The world was shaken by Einstein’s Theory of Relativity. This poet, too, has been unnerved by the discovery of creative relativity: E=MC2 (Excellence = Merit X Criticismmultiplied). For me, the first handwritten draft of a poem always releases a burst of endorphins: that my thoughts and feeling have actually made it onto paper. High on postnatal elation, indeed, I tell myself, the poem is beautiful—even perfect—in its newness.

Once the poem is keyed into type, I relax. Best, before mailing it for publication, to have a second glance “just to polish a possible spot or two.” Conscientiously, I pull out my standard list. Is the language precise without being overly tight? Is the thought development easy to follow? Will the meaning, so obvious to me, be equally clear to others? I even read it aloud to listen for clashes between sound and mood and for lumps in the rhythm.

The more I scrutinize each stanza, the more uncertainty creeps in. Is this image weak, or that one straining too hard to be fresh? Are such line breaks surefooted enough to flow the theme forward? Maybe the whole poem should have been written with a longer line...

I grow dizzy with doubt. By the third revision, my initial joy completely reverses. Now I see only the problem areas: that clattering third line, the awkward ending, the inexact last simile. I even detect a cliché! Five revisions later, tired, impatient, and with a deadline pressing, I convince myself, “Oh, it’s not bad now at all.” Besides, I need one more poem to pad my submission to a literary magazine.

Two months later, the Editor replies rejecting all the poems except that filler, about which she raves. My heart leaps. Yes, I decide, the poem is fine indeed. Why did I ever worry? Four years later, I happen to be leafing through that same literary magazine and stop to reread the poem. “Yech!” I gag. “How could I ever have published that?” From then on, I hide the magazine at the back of the bookshelf where no fellow poets will ever see this embarrassing example of my weaker work.

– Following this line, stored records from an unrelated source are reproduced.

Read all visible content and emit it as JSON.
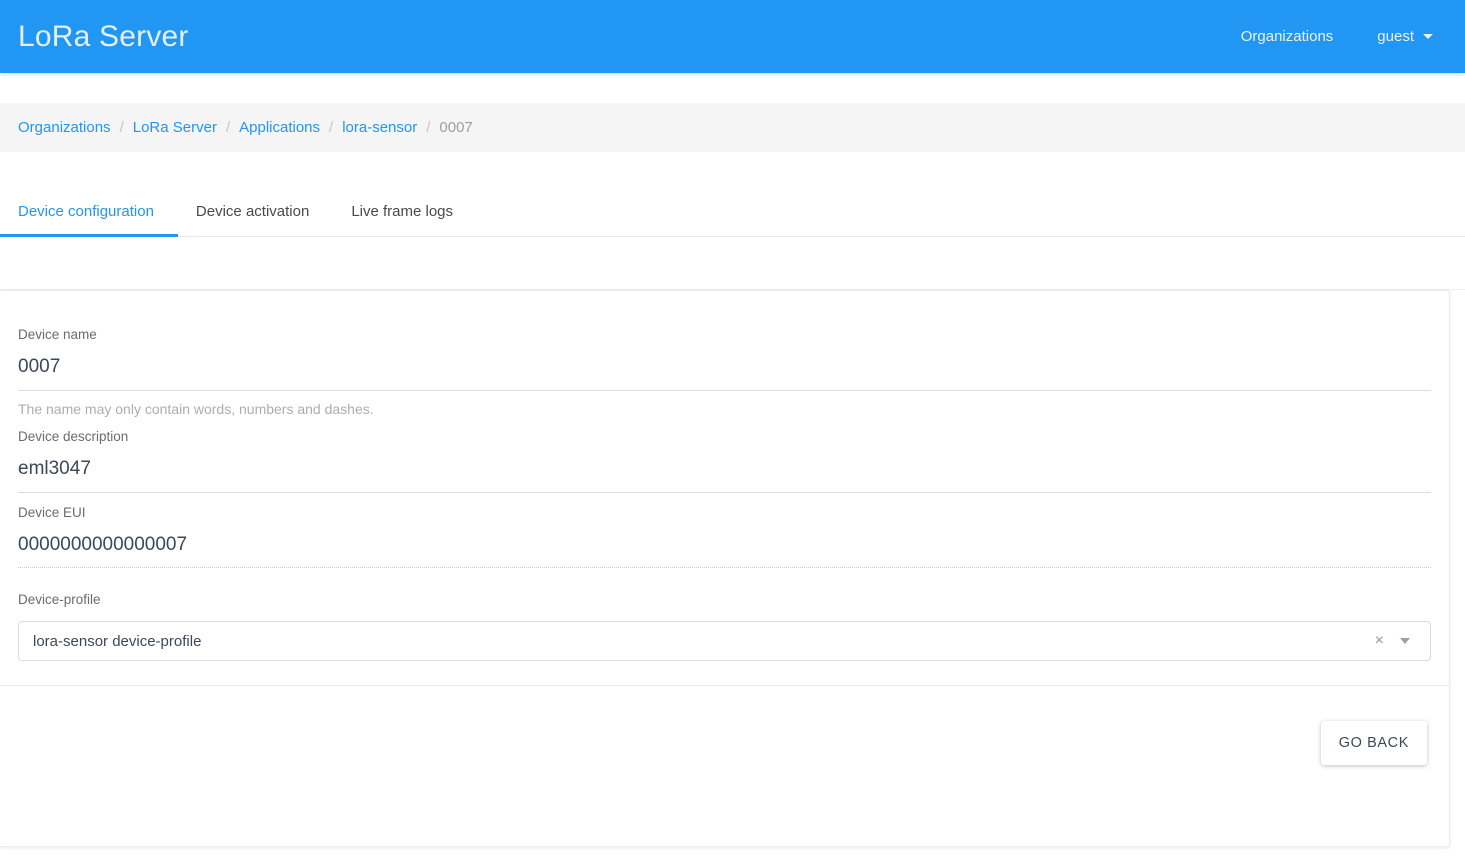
{
  "header": {
    "brand": "LoRa Server",
    "organizations_label": "Organizations",
    "user_label": "guest",
    "caret_icon": "chevron-down-icon",
    "background_color": "#2196f3"
  },
  "breadcrumb": {
    "separator": "/",
    "items": [
      {
        "label": "Organizations",
        "current": false
      },
      {
        "label": "LoRa Server",
        "current": false
      },
      {
        "label": "Applications",
        "current": false
      },
      {
        "label": "lora-sensor",
        "current": false
      },
      {
        "label": "0007",
        "current": true
      }
    ]
  },
  "tabs": [
    {
      "label": "Device configuration",
      "active": true
    },
    {
      "label": "Device activation",
      "active": false
    },
    {
      "label": "Live frame logs",
      "active": false
    }
  ],
  "form": {
    "device_name": {
      "label": "Device name",
      "value": "0007",
      "hint": "The name may only contain words, numbers and dashes."
    },
    "device_description": {
      "label": "Device description",
      "value": "eml3047"
    },
    "device_eui": {
      "label": "Device EUI",
      "value": "0000000000000007"
    },
    "device_profile": {
      "label": "Device-profile",
      "value": "lora-sensor device-profile",
      "clear_icon": "×",
      "caret_icon": "chevron-down-icon"
    }
  },
  "actions": {
    "go_back_label": "GO BACK"
  },
  "colors": {
    "accent": "#2196f3",
    "breadcrumb_bg": "#f5f5f5",
    "text_dark": "#3c4858",
    "text_muted": "#9e9e9e"
  }
}
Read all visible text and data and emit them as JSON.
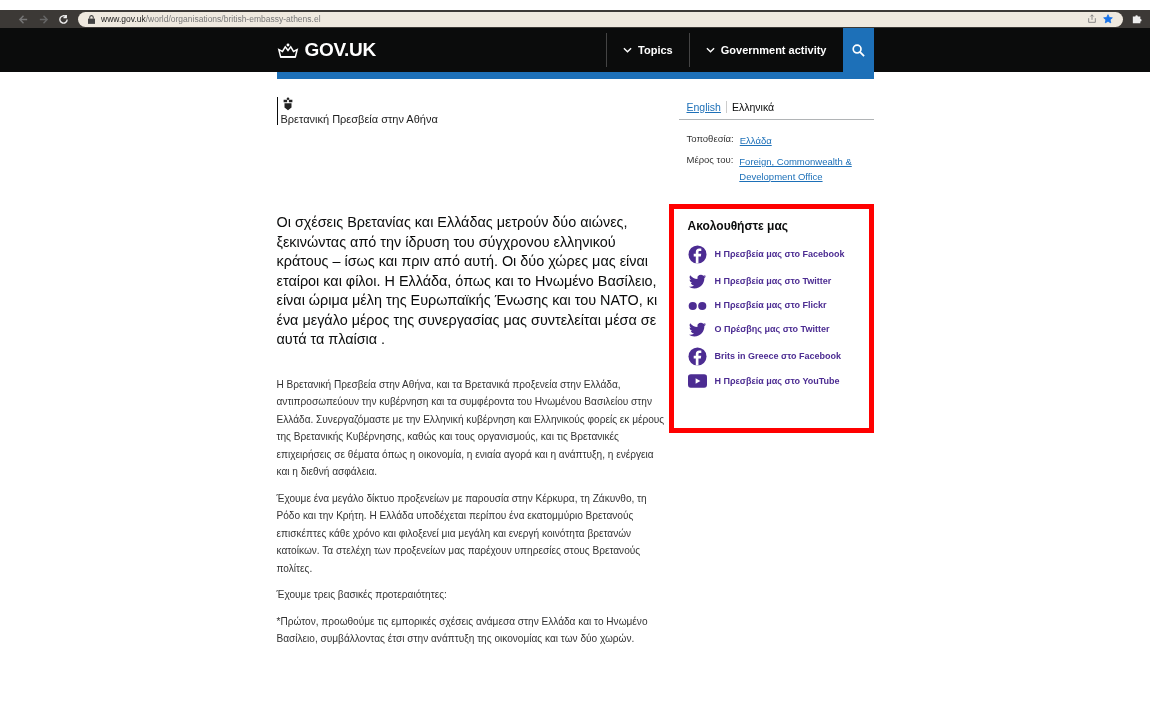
{
  "browser": {
    "url_host": "www.gov.uk",
    "url_path": "/world/organisations/british-embassy-athens.el",
    "bookmarked": true
  },
  "header": {
    "logo": "GOV.UK",
    "nav": [
      {
        "label": "Topics"
      },
      {
        "label": "Government activity"
      }
    ]
  },
  "organisation": {
    "name": "Βρετανική Πρεσβεία στην Αθήνα"
  },
  "languages": [
    {
      "label": "English",
      "selected": false
    },
    {
      "label": "Ελληνικά",
      "selected": true
    }
  ],
  "meta": [
    {
      "label": "Τοποθεσία:",
      "links": [
        "Ελλάδα"
      ]
    },
    {
      "label": "Μέρος του:",
      "links": [
        "Foreign, Commonwealth & Development Office"
      ]
    }
  ],
  "lead": "Οι σχέσεις Βρετανίας και Ελλάδας μετρούν δύο αιώνες, ξεκινώντας από την ίδρυση του σύγχρονου ελληνικού κράτους – ίσως και πριν από αυτή. Οι δύο χώρες μας είναι εταίροι και φίλοι. Η Ελλάδα, όπως και το Ηνωμένο Βασίλειο, είναι ώριμα μέλη της Ευρωπαϊκής Ένωσης και του ΝΑΤΟ, κι ένα μεγάλο μέρος της συνεργασίας μας συντελείται μέσα σε αυτά τα πλαίσια .",
  "paragraphs": [
    "Η Βρετανική Πρεσβεία στην Αθήνα, και τα Βρετανικά προξενεία στην Ελλάδα, αντιπροσωπεύουν την κυβέρνηση και τα συμφέροντα του Ηνωμένου Βασιλείου στην Ελλάδα. Συνεργαζόμαστε με την Ελληνική κυβέρνηση και Ελληνικούς φορείς εκ μέρους της Βρετανικής Κυβέρνησης, καθώς και τους οργανισμούς, και τις Βρετανικές επιχειρήσεις σε θέματα όπως η οικονομία, η ενιαία αγορά και η ανάπτυξη, η ενέργεια και η διεθνή ασφάλεια.",
    "Έχουμε ένα μεγάλο δίκτυο προξενείων με παρουσία στην Κέρκυρα, τη Ζάκυνθο, τη Ρόδο και την Κρήτη. Η Ελλάδα υποδέχεται περίπου ένα εκατομμύριο Βρετανούς επισκέπτες κάθε χρόνο και φιλοξενεί μια μεγάλη και ενεργή κοινότητα βρετανών κατοίκων. Τα στελέχη των προξενείων μας παρέχουν υπηρεσίες στους Βρετανούς πολίτες.",
    "Έχουμε τρεις βασικές προτεραιότητες:",
    "*Πρώτον, προωθούμε τις εμπορικές σχέσεις ανάμεσα στην Ελλάδα και το Ηνωμένο Βασίλειο, συμβάλλοντας έτσι στην ανάπτυξη της οικονομίας και των δύο χωρών."
  ],
  "follow": {
    "title": "Ακολουθήστε μας",
    "highlighted": true,
    "links": [
      {
        "kind": "facebook",
        "label": "Η Πρεσβεία μας στο Facebook"
      },
      {
        "kind": "twitter",
        "label": "Η Πρεσβεία μας στο Twitter"
      },
      {
        "kind": "flickr",
        "label": "Η Πρεσβεία μας στο Flickr"
      },
      {
        "kind": "twitter",
        "label": "Ο Πρέσβης μας στο Twitter"
      },
      {
        "kind": "facebook",
        "label": "Brits in Greece στο Facebook"
      },
      {
        "kind": "youtube",
        "label": "Η Πρεσβεία μας στο YouTube"
      }
    ]
  }
}
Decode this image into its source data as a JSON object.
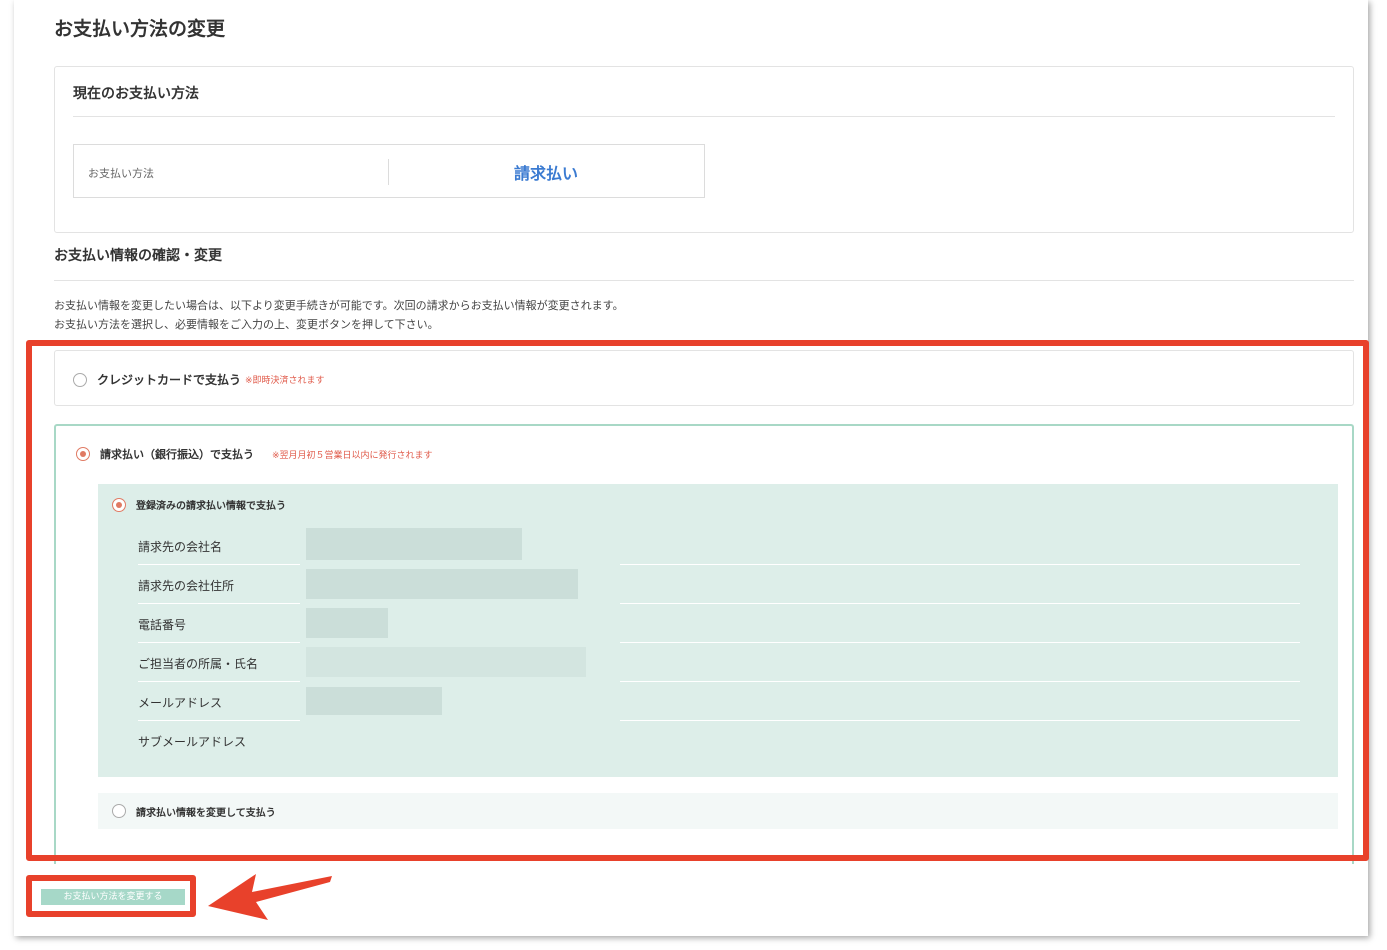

The moral? Never send new writing out for publication until you’ve had a minimum of several weeks to wrestle with your seesaw judgment of its value. But don’t be surprised, even years later, when your self-assessment still wobbles. As one writing friend noted, “At least, your poetry must be getting better, if you can recognize where it used to be worse.”

Still, the dilemma haunts me. How to determine a poem’s ultimate value? Some days it feels like trying to catch a butterfly blindfolded.